MPs warn of ‘significant increase’ in pressure on social care
MPs have warned of a potential “significant increase” in pressure on adult social care as a result of switching the focus of a key Government scheme to slashing NHS costs.
The Better Care Fund is intended to reduce the burden on hospitals by pooling health and social care resources across England to help treat more people at home and free up beds.
But it was dubbed a “shambles” after it emerged local bodies had not been told it was also supposed to produce a £1 billion saving for the NHS and they were forced back to the drawing board.
Revised plans from all 151 health and wellbeing boards are expected by officials to see £5.3 billion of funding pooled and save £532 million in 2015/16.
But the Commons public accounts committee (PAC) cast doubt on whether that was achievable and warned that it remained unclear how social care would be protected in some areas.
It launched an inquiry in the wake of a highly-critical report by the National Audit Office (NAO) public spending watchdog into what it said were fundamental failures in the planning of the scheme.
The NAO said it would be a “struggle” to meet a target of reducing emergency admissions by 3.5% and that even revised savings were “bold assumptions … based on optimism rather than evidence”.
Such was the switch in focus, the PAC said in its report, that local government chiefs had considered walking away altogether because it “moved the integration agenda backwards not forwards”.
“We are concerned that the new focus on reducing emergency admissions and making savings will significantly increase pressure in adult social care services,” the MPs concluded.
The changes and delay caused by “deeply flawed” planning had “eroded goodwill and put delivery of the fund’s objectives at risk”, they went on
“Until NHS England’s intervention in April 2014, local authorities expected to have unrestricted access to a pooled budget which was around £1 billion larger than it was after the reset.
“It appears to the committee that NHS spending was judged a higher priority than supporting adult social care, and 14 local plans still present serious concerns with regard to the protection of adult social care in those areas.

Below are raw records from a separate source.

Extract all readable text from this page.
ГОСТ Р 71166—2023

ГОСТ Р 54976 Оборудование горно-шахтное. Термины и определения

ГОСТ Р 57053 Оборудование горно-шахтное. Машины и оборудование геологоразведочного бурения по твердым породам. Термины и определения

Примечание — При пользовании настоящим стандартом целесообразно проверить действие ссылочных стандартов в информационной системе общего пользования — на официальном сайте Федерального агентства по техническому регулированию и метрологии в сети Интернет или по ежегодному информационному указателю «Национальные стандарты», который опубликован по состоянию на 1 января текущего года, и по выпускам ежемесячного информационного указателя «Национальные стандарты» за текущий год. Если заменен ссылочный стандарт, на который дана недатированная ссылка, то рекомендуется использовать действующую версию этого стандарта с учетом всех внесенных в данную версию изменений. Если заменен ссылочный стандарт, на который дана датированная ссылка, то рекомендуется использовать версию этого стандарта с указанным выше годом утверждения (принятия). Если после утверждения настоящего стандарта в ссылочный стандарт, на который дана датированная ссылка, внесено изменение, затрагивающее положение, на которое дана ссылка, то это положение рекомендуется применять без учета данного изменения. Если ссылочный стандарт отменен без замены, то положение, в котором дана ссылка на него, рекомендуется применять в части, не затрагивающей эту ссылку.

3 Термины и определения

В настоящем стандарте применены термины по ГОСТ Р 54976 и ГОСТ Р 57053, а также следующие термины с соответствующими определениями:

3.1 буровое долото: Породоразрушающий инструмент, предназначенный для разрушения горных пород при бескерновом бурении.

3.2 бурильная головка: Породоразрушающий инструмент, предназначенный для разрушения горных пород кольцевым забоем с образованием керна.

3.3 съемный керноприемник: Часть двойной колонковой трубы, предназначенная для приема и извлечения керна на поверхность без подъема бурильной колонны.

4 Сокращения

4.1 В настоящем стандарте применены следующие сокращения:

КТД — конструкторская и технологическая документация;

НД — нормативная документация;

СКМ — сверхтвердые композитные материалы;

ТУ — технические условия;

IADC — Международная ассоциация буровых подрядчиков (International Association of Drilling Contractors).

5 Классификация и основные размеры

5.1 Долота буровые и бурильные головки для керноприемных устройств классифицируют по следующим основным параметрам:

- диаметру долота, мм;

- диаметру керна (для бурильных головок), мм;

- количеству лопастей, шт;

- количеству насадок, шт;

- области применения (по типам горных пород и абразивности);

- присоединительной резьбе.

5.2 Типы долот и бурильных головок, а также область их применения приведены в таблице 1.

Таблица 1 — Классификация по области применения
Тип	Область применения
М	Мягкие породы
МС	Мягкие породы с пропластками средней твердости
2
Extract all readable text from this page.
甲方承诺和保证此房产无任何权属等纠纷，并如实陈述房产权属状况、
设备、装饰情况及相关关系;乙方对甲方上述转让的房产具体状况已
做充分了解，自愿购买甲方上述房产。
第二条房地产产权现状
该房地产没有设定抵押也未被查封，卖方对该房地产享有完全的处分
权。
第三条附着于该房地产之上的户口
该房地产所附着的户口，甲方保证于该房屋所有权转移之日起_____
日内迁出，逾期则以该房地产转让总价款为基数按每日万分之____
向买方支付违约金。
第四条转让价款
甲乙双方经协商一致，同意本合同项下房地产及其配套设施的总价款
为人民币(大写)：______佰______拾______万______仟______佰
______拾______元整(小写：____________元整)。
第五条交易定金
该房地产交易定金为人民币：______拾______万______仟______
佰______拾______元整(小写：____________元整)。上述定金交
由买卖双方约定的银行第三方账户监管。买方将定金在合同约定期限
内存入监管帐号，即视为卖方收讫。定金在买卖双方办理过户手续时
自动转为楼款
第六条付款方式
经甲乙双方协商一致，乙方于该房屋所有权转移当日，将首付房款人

“It appears likely that the fund will not, therefore, support adult social services to the extent originally anticipated.
“We are not convinced that it is possible to reduce emergency admissions and to deliver £532 million of savings in 2015-16, as the scale of the challenge in reversing the long-term upward trends in emergency admissions and delayed discharges is significant.”
Committee chair, Labour’s Margaret Hodge (pictured), said: “The Better Care Fund is meant to transform local health and social care services by pooling resources.
“However, with the redesign of the Fund after April 2014, the priority has shifted from improving local services through integration to protecting NHS resources.
“The failure to be clear with local areas about the expected savings severely undermined the initial planning process.
“As a result, all 151 health and well-being boards had to submit revised plans, resulting in wasted time, effort and money.”
She added: “The Local Government Association considered that the redesigned scheme moved the integration agenda backwards and not forwards, and it told us that local government had contemplated walking away from the Fund.
“Local areas are now at greater risk of not being able to implement the policy.
“It is not yet clear how all local authorities will protect adult social care services to the extent intended. At the time of the hearing, fourteen local plans presented serious concerns with regard to the protection of adult social care in those areas.
“All the agencies involved need to rise to this challenge as failure, particularly for older and disabled people, is not an option.
“The Departments should publish an annual scorecard to demonstrate the extent to which the Fund is supporting integration, maintaining adult social care, reducing emergency admissions and saving money.”
Ministers were also accused of “double counting” – including pooled resources in both council and NHS spending power – in a bid to hide a severe funding squeeze.
Clive Betts, who chairs the communities and local government committee, said it had heard evidence of a “clear case of Government double counting.
“Better Care Fund money is included within both the NHS budget and local authorities’ spending power.
“The Government is spending the same money twice in a desperate effort to mask reductions in local authority spending while seeking to show that it is maintaining NHS funding in line with inflation.”
He said the PAC investigation had raised “serious concerns”.
“Given the fund is supposed to be about integration and joined-up working, the lack of communication between central government departments is deeply troubling.
“DCLG (Department for Communities and Local Government) appears to have been blithely unaware that the Department of Health was planning to make £1 billion of savings from the fund.
“The resulting shifting of the goalposts has caused local areas frustration, delay and uncertainty.”
A Government spokesman said: “The £5.3 billion Better Care Fund is the biggest ever national programme to join up health and social care, will help more people to stay at home with dignity and independence, has the potential to cut around 160,000 emergency admissions and get people home from hospital more quickly when they do have to be admitted.
“All areas have now had their plans approved and are on course for the April 2015 launch of the Fund. This will ensure that people will be able to get seven-day care services that work for them and could save half a billion pounds of taxpayers’ money in the year ahead.”